Alien Immigration - Book-keeping Period - Deserted Wives and Families.
Motion (by Mr. Deakin) proposed -
That the House do now adjourn.
– On several occasions myself and other members have brought under the notice of the Prime Minister what may be termed the maladministration of the Immigration Restriction Act. The Prime Minister has always expressed his sympathy with the representations made to him, and promised that for the future the Act would be more carefully administered. I am now credibly informed that there are in the Cairns district for Queensland a number of Chinamen - new chum Chinamen - who have not previously been in the country, and have, therefore, not arrived under permit. I do not know whether it is a fact; but it has been suggested that these men take passages at Hong Kong or travel as stowaways. When the steamer is off Cairns, Port Douglas, or Cooktown, it is said that beche-de-mer boats, or other boats which are hovering about, ostensibly on business, but really for the purpose of landing Chinamen, come alongside in the small hours of the morning, when the. passengers are in their bunks, and very few people about the decks, and the Chinese are then transferred to these small boats. I do not know whether there is any connivance on the part of those on the ship, possibly there is; but. at any rate, I am informed that these Chinamen arc landed at Cairns, also in the small hours, without any difficulty. The men can be taken up the inlet, or landed at the north side of the inlet, where there are plenty of Chinese. In any case, Chinamen are entering the country in this illegal way,, and I ask the Prime Minister what steps he intends to take to prevent these breaches of the law. I admit there may be some difficulty in preventing the landing of these men; but the difficulty ought not to be insurmountable. These men are being landed, not only at Cairns, but at Port Douglas, Cooktown, and other places along this extensive coast. There are no police or police boats to watch vessels which arrive ; but I am sure some satisfactory method could be devised by the Department to prevent this evasion of the Act.

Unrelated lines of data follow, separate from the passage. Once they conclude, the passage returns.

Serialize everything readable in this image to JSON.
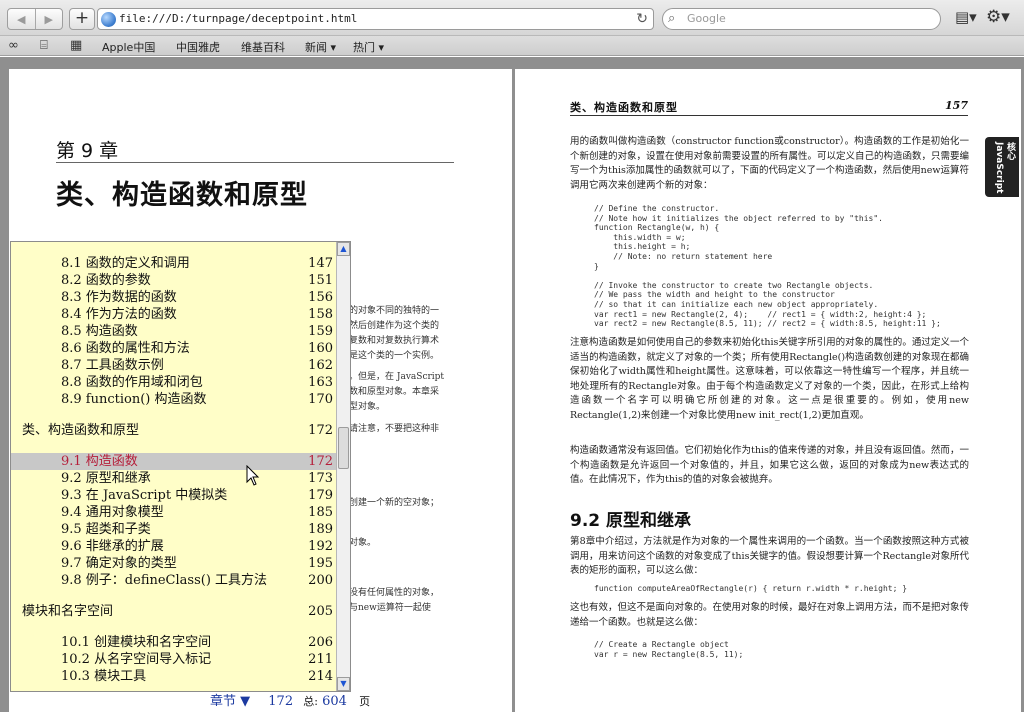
{
  "browser": {
    "url": "file:///D:/turnpage/deceptpoint.html",
    "search_placeholder": "Google",
    "back_icon": "◀",
    "forward_icon": "▶",
    "add_label": "+",
    "reload_icon": "↻",
    "bookmarks": [
      "Apple中国",
      "中国雅虎",
      "维基百科",
      "新闻 ▾",
      "热门 ▾"
    ]
  },
  "left_page": {
    "chapter_label": "第 9 章",
    "chapter_title": "类、构造函数和原型",
    "fragments": [
      "的对象不同的独特的一",
      "然后创建作为这个类的",
      "复数和对复数执行算术",
      "是这个类的一个实例。",
      "。但是，在 JavaScript",
      "数和原型对象。本章采",
      "型对象。",
      "请注意，不要把这种非",
      "创建一个新的空对象；",
      "对象。",
      "没有任何属性的对象，",
      "与new运算符一起使"
    ]
  },
  "right_page": {
    "header_title": "类、构造函数和原型",
    "header_page": "157",
    "side_tab": "核心JavaScript",
    "para1": "用的函数叫做构造函数（constructor function或constructor）。构造函数的工作是初始化一个新创建的对象，设置在使用对象前需要设置的所有属性。可以定义自己的构造函数，只需要编写一个为this添加属性的函数就可以了，下面的代码定义了一个构造函数，然后使用new运算符调用它两次来创建两个新的对象：",
    "code1": "// Define the constructor.\n// Note how it initializes the object referred to by \"this\".\nfunction Rectangle(w, h) {\n    this.width = w;\n    this.height = h;\n    // Note: no return statement here\n}\n\n// Invoke the constructor to create two Rectangle objects.\n// We pass the width and height to the constructor\n// so that it can initialize each new object appropriately.\nvar rect1 = new Rectangle(2, 4);    // rect1 = { width:2, height:4 };\nvar rect2 = new Rectangle(8.5, 11); // rect2 = { width:8.5, height:11 };",
    "para2": "注意构造函数是如何使用自己的参数来初始化this关键字所引用的对象的属性的。通过定义一个适当的构造函数，就定义了对象的一个类；所有使用Rectangle()构造函数创建的对象现在都确保初始化了width属性和height属性。这意味着，可以依靠这一特性编写一个程序，并且统一地处理所有的Rectangle对象。由于每个构造函数定义了对象的一个类，因此，在形式上给构造函数一个名字可以明确它所创建的对象。这一点是很重要的。例如，使用new Rectangle(1,2)来创建一个对象比使用new init_rect(1,2)更加直观。",
    "para3": "构造函数通常没有返回值。它们初始化作为this的值来传递的对象，并且没有返回值。然而，一个构造函数是允许返回一个对象值的，并且，如果它这么做，返回的对象成为new表达式的值。在此情况下，作为this的值的对象会被抛弃。",
    "section_title": "9.2 原型和继承",
    "para4": "第8章中介绍过，方法就是作为对象的一个属性来调用的一个函数。当一个函数按照这种方式被调用，用来访问这个函数的对象变成了this关键字的值。假设想要计算一个Rectangle对象所代表的矩形的面积，可以这么做：",
    "code2": "function computeAreaOfRectangle(r) { return r.width * r.height; }",
    "para5": "这也有效，但这不是面向对象的。在使用对象的时候，最好在对象上调用方法，而不是把对象传递给一个函数。也就是这么做：",
    "code3": "// Create a Rectangle object\nvar r = new Rectangle(8.5, 11);"
  },
  "toc": {
    "rows": [
      {
        "title": "8.1 函数的定义和调用",
        "page": "147",
        "level": 2
      },
      {
        "title": "8.2 函数的参数",
        "page": "151",
        "level": 2
      },
      {
        "title": "8.3 作为数据的函数",
        "page": "156",
        "level": 2
      },
      {
        "title": "8.4 作为方法的函数",
        "page": "158",
        "level": 2
      },
      {
        "title": "8.5 构造函数",
        "page": "159",
        "level": 2
      },
      {
        "title": "8.6 函数的属性和方法",
        "page": "160",
        "level": 2
      },
      {
        "title": "8.7 工具函数示例",
        "page": "162",
        "level": 2
      },
      {
        "title": "8.8 函数的作用域和闭包",
        "page": "163",
        "level": 2
      },
      {
        "title": "8.9 function() 构造函数",
        "page": "170",
        "level": 2
      },
      {
        "title": "类、构造函数和原型",
        "page": "172",
        "level": 1
      },
      {
        "title": "9.1 构造函数",
        "page": "172",
        "level": 2,
        "highlight": true
      },
      {
        "title": "9.2 原型和继承",
        "page": "173",
        "level": 2
      },
      {
        "title": "9.3 在 JavaScript 中模拟类",
        "page": "179",
        "level": 2
      },
      {
        "title": "9.4 通用对象模型",
        "page": "185",
        "level": 2
      },
      {
        "title": "9.5 超类和子类",
        "page": "189",
        "level": 2
      },
      {
        "title": "9.6 非继承的扩展",
        "page": "192",
        "level": 2
      },
      {
        "title": "9.7 确定对象的类型",
        "page": "195",
        "level": 2
      },
      {
        "title": "9.8 例子：defineClass() 工具方法",
        "page": "200",
        "level": 2
      },
      {
        "title": "模块和名字空间",
        "page": "205",
        "level": 1
      },
      {
        "title": "10.1 创建模块和名字空间",
        "page": "206",
        "level": 2
      },
      {
        "title": "10.2 从名字空间导入标记",
        "page": "211",
        "level": 2
      },
      {
        "title": "10.3 模块工具",
        "page": "214",
        "level": 2
      }
    ]
  },
  "pager": {
    "chapter_label": "章节 ▼",
    "current_page": "172",
    "total_label": "总:",
    "total_pages": "604",
    "unit": "页"
  }
}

– I beg to emphasize what the honorable member has said. During my recent trip to Queensland I found a very general impression, not only amongst the townspeople, but amongst the planters, that there was some back-door passage for Chinese. In view of the strenuous White Australia policy which the Prime Minister has just indicated, I direct his attention to the Alien Immigration Act of Cape Colony, which has received the assent of the London Colonial Office. In that Act there is a provision under which every Chinaman in the Colony has to possess a yearly registration ticket, and that has to be produced when called for, showing last year’s signature of a resident magistrate. This is not a matter” of taxation ; but a means of preventing a dangerous influx of Chinese to Cape Colony, in view of the importation of Chinese to the Transvaal. I have had a copy of this Act, with its regulations, sent to me, and I shall be pleased if the Prime Minister can see his way to adopt a similar means of preventing the influx of Chinese to the Commonwealth.
– I desire to direct the attention of the Treasurer to a matter which I regret was omitted from the statement of the business proposed by the Prime Minister. I refer to the continuation or otherwise of the book-keeping system at the expiration of the period of five years. This is a matter of great importance to Western Australia. I have on more than one occasion quoted figures showing how the abolition of this system would affect the finances of the State which I represent. During the four years of Federation, the absence of this book-keeping provision would have penalized the State Treasury of Western Australia to the extent of £2,160,000. The tendency is for the revenue of Western Australia to approximate more and more to the -per capita revenue of the other States, and I want the Government to say that they will give the House an opportunity to discuss the question, if possible, this session. If the Treasurer can give an undertaking that the matter will form a subject in his financial statement, that will be some assurance to the Treasurer of Western Australia. If the matter 5s not dealt with this session, we shall not be able to reach ““it until pretty late next session, and the Western Australian Treasurer, not knowing what his income will be from Customs, will not be able to prepare his Estimates. I want the Government to indicate what they intend to do when the present five years’ period has expired, which it does in October, 1906. The ‘Government of Westem Australia ought to know what the new system is to be if a new system is to be introduced, and they ought to be informed whether the present system is to be continued. I ask the Treasurer to give this matter his earnest attention, as it is one of very great importance to the finances of Western Australia.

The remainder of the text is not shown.